This Will End Well: Military Funds Silent Robotic Cheetah
Let’s get this out of the way first. Yes, the robot cheetah is a military-funded project, supported by the Defense Advanced Research Projects Agency (DARPA). So when the machines rise up and you see one of these things running you down with a lightweight machine gun mounted on its back, feel free to have a patriotic twinge of pride at what your tax dollars have accomplished.
The robot cheetah that Massachusetts Institute of Technology (MIT) researchers have developed with this defense money is a huge leap forward in robotic animal technology. You may have seen other running robots of this type, but those were noisy, clunky monstrosities powered by gasoline engines or tethers. The robot cheetah is a quiet, autonomous system that uses electric motors.

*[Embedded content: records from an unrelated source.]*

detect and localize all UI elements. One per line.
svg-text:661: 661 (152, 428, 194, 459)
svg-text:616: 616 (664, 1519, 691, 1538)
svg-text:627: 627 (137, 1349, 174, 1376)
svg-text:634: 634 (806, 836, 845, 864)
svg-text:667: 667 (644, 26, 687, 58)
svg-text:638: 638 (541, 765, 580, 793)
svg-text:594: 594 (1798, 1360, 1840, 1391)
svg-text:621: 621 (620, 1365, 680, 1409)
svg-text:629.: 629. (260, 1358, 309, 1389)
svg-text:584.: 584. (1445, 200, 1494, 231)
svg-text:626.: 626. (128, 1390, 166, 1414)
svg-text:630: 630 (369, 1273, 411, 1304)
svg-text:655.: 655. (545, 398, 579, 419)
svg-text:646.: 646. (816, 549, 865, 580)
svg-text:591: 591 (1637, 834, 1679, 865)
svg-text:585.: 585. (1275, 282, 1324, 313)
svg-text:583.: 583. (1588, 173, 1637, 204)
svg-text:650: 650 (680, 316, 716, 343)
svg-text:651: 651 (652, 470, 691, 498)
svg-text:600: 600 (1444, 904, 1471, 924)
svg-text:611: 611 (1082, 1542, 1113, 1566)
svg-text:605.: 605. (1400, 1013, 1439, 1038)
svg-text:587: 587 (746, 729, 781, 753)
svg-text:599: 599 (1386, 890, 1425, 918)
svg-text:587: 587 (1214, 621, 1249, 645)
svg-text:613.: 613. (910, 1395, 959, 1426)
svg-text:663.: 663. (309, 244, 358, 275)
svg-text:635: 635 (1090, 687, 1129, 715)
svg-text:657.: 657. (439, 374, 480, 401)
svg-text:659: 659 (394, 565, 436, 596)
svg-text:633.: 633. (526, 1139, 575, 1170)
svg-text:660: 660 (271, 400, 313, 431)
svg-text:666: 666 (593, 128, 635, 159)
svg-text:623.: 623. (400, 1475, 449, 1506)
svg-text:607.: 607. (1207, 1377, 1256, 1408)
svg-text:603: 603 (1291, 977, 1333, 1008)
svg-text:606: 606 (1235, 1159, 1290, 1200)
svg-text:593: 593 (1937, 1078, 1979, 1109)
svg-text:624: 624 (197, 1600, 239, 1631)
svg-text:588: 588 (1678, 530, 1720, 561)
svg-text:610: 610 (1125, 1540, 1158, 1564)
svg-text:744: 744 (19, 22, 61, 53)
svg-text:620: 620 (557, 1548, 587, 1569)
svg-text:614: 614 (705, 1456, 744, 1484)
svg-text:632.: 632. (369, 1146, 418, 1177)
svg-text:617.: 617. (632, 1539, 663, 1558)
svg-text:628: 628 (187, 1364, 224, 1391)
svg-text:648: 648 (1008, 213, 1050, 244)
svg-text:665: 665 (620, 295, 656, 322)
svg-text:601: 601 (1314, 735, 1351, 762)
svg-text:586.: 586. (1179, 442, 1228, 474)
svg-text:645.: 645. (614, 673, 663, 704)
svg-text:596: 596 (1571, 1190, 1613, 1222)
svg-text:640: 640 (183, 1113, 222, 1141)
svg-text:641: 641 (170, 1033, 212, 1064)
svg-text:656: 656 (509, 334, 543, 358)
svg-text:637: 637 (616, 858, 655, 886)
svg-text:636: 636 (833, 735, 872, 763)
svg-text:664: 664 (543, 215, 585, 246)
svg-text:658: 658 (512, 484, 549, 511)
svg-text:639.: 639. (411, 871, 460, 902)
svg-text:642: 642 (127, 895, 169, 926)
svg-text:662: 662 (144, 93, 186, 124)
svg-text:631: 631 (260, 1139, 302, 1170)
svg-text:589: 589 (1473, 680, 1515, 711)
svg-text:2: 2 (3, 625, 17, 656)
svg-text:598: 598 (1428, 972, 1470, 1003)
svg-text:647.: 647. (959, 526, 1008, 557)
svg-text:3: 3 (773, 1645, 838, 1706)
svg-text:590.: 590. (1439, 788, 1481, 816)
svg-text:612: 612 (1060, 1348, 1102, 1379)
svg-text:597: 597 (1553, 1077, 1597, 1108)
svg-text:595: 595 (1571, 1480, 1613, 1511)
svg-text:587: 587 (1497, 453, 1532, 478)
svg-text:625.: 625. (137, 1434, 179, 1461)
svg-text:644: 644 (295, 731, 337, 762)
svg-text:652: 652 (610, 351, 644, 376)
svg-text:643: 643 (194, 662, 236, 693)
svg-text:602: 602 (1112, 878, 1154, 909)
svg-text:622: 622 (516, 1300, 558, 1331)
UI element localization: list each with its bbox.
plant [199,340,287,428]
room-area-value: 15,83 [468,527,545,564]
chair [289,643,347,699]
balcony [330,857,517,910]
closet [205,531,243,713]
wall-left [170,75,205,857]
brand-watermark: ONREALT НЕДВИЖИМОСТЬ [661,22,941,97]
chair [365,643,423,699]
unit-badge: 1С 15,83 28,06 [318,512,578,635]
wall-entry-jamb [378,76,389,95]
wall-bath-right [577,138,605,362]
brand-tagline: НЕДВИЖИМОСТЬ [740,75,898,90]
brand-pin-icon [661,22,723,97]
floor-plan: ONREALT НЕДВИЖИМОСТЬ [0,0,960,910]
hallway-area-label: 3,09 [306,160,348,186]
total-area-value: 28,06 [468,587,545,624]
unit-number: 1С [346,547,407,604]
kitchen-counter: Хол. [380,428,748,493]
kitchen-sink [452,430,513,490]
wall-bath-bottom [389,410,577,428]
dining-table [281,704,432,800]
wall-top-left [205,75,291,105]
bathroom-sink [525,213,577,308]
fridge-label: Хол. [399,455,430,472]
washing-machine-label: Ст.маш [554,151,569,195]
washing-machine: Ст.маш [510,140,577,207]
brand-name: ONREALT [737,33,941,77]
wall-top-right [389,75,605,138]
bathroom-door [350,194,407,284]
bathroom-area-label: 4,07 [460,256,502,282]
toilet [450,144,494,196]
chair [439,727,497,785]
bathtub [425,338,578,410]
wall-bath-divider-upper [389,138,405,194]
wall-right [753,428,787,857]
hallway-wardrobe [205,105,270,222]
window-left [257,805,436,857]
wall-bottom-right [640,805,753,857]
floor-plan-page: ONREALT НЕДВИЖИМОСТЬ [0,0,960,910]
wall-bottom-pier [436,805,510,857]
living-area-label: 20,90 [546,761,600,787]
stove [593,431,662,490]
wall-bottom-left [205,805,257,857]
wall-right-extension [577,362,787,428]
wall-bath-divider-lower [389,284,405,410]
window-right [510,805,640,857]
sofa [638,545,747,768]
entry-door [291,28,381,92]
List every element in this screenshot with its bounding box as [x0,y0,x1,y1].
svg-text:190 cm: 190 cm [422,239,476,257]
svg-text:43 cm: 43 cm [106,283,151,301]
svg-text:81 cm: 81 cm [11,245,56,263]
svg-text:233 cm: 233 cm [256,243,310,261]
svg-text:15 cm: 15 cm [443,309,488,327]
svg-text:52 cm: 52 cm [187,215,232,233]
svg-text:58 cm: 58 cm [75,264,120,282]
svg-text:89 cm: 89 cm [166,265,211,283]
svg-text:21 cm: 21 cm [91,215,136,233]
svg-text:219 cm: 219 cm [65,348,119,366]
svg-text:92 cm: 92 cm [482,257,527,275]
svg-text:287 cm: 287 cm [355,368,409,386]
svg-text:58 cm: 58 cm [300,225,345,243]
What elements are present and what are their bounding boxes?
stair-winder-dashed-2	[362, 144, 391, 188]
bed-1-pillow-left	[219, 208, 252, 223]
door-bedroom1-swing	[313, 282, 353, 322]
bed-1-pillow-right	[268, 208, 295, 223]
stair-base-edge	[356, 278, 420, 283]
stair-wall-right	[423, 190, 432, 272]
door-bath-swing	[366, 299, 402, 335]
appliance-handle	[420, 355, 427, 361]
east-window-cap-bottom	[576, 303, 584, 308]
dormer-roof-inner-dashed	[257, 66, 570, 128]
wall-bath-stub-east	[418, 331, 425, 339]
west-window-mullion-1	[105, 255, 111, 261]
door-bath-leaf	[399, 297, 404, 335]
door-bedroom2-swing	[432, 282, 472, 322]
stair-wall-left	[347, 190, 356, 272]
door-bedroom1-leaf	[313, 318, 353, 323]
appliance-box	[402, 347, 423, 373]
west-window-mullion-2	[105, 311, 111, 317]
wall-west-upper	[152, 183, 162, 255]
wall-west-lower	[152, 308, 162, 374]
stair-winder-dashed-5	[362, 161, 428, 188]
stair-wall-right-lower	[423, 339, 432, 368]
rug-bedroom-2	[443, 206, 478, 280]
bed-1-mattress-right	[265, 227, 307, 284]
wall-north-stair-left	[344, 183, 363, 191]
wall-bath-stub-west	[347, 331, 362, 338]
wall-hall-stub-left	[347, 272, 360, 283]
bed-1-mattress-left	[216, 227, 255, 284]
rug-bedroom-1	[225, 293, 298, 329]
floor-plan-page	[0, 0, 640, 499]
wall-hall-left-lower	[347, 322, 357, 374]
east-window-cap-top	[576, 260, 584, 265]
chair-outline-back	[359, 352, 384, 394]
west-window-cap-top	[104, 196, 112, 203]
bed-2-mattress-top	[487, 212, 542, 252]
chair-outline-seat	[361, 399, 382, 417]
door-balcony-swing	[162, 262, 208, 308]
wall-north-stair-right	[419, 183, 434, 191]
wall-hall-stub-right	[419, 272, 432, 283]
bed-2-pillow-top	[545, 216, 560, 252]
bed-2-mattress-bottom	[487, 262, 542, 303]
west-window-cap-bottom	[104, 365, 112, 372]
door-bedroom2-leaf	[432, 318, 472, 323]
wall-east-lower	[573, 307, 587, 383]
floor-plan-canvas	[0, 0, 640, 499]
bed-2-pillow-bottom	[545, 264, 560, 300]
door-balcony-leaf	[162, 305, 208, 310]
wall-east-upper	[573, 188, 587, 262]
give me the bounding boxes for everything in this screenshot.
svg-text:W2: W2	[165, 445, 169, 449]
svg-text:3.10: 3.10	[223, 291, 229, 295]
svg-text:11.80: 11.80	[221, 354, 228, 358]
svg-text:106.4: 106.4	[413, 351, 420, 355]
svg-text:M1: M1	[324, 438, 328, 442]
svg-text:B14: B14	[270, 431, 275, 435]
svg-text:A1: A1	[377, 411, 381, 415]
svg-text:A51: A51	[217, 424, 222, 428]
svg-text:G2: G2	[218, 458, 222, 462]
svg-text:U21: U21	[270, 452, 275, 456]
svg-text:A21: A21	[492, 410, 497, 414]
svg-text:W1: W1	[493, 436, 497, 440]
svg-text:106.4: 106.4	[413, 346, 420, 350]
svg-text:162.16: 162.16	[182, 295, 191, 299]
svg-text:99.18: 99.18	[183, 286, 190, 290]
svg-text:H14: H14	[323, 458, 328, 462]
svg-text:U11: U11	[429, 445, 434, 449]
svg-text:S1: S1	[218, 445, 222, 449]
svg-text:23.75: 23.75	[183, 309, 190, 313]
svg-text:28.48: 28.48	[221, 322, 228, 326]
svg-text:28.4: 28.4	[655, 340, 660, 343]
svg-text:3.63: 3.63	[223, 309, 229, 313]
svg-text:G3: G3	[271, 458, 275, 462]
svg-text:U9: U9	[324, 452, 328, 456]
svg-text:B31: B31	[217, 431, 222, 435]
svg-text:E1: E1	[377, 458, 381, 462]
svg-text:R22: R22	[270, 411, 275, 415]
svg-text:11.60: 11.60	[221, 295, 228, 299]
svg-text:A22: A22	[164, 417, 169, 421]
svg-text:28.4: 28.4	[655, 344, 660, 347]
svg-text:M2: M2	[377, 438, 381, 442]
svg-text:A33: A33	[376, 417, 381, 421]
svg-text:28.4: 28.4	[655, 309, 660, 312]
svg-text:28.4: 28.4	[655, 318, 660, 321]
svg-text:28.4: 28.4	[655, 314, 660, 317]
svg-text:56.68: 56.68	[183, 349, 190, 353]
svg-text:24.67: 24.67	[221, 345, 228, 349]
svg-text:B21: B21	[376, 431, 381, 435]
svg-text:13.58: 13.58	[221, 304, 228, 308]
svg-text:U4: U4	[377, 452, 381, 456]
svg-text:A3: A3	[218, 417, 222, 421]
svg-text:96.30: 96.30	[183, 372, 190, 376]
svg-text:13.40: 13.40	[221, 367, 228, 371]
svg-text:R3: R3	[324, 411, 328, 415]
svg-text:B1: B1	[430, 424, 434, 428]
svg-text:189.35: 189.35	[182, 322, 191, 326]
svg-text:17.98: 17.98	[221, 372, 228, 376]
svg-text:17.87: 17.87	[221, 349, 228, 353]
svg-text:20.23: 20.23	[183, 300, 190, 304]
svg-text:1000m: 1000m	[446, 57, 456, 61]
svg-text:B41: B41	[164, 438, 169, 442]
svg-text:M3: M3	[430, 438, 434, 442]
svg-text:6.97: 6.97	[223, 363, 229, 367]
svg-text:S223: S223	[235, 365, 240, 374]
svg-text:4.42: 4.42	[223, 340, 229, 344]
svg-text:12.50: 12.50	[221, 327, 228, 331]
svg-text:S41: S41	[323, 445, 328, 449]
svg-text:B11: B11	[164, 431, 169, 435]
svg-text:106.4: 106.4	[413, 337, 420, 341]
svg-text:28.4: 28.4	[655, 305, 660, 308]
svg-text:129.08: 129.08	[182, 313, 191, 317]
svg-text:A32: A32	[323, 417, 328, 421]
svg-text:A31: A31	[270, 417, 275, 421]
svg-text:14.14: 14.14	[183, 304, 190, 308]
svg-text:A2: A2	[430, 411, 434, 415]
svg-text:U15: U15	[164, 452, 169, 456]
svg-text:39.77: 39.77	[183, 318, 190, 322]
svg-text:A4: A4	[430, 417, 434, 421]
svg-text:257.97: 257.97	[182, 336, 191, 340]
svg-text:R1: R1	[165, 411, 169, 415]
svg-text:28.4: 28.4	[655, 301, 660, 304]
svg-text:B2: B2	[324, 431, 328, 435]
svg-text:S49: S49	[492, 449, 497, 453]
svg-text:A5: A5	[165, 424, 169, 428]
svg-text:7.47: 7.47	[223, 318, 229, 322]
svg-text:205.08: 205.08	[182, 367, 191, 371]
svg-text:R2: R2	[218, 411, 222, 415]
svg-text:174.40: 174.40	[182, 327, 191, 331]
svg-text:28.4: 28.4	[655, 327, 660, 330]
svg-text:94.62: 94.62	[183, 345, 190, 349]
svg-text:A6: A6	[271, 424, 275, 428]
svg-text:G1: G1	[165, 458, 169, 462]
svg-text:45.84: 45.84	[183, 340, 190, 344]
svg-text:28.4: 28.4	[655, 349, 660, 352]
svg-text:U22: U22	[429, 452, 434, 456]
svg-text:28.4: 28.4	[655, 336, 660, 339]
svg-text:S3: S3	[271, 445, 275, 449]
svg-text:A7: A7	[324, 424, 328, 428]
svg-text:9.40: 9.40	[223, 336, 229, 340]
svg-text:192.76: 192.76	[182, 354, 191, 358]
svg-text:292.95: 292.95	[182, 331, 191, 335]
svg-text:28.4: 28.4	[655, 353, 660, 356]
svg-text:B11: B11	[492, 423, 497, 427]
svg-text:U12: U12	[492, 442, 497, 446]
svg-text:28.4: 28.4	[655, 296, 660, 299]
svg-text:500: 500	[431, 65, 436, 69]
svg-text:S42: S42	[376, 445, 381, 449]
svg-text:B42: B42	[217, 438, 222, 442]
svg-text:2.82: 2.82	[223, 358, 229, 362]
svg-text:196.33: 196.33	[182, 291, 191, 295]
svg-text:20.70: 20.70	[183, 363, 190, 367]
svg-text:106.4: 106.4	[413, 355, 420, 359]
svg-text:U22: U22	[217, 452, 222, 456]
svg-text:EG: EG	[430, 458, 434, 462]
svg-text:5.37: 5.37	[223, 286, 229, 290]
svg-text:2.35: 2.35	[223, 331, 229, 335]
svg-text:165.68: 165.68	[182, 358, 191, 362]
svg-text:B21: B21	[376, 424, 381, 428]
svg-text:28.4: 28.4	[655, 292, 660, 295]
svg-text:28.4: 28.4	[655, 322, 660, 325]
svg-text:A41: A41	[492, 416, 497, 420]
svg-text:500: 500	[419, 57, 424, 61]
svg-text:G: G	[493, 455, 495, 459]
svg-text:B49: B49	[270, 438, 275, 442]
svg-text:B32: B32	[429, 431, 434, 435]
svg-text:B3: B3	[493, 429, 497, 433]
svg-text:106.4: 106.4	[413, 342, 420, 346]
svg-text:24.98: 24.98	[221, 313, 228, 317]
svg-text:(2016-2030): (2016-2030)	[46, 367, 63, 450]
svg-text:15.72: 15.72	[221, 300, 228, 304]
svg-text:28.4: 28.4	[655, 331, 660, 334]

“Our robot can be silent and as efficient as animals. The only things you hear are the feet hitting the ground. This is kind of a new paradigm where we’re controlling force in a highly dynamic situation. Any legged robot should be able to do this in the future,” said researcher Sangbae Kim, an associate professor of mechanical engineering at MIT.
The robot cheetah runs at 10 miles an hour, one-sixth the speed of its real world counterpart. It can also jump hurdles up to 33 centimeters. The team hopes to get the cheetah running at 30 miles an hour eventually.
Real cheetahs gallop, which is an asymmetrical high speed gate where the legs move independently. The team chose to make their robot use a symmetrical bounding gait, where both the front legs bounce of the ground together, followed by the hind legs, because it was easier to model as a first step.
“Once you get bounding, you can easily split the two legs and get galloping,” Kim said.
The trick with to get the robot bounding at high speed was working out an algorithm that told it just how much force to apply in the split second its legs touch the ground.
“Once I know how long my leg is on the ground and how long my body is in the air, I know how much force I need to apply to compensate for the gravitational force,” Kim says. “Now we’re able to control bounding at many speeds. And to jump, we can, say, triple the force, and it jumps over obstacles.”
The robot’s light weight and ability to adjust the force of its running makes it more stable and better at handling rough terrain.
The robot is far from off the shelf parts. To make it do what they needed, the team used a high-torque-density electric motor, designed by Jeffrey Lang, the Vitesse Professor of Electrical Engineering at MIT, and also created custom designed legs.
Okay, okay, so I know this was designed as a weapon, but I’m really hoping it trickles down to civilian use, and that they make a model sturdy enough to carry people around. Who wouldn’t want to ride the back of a robot cheetah?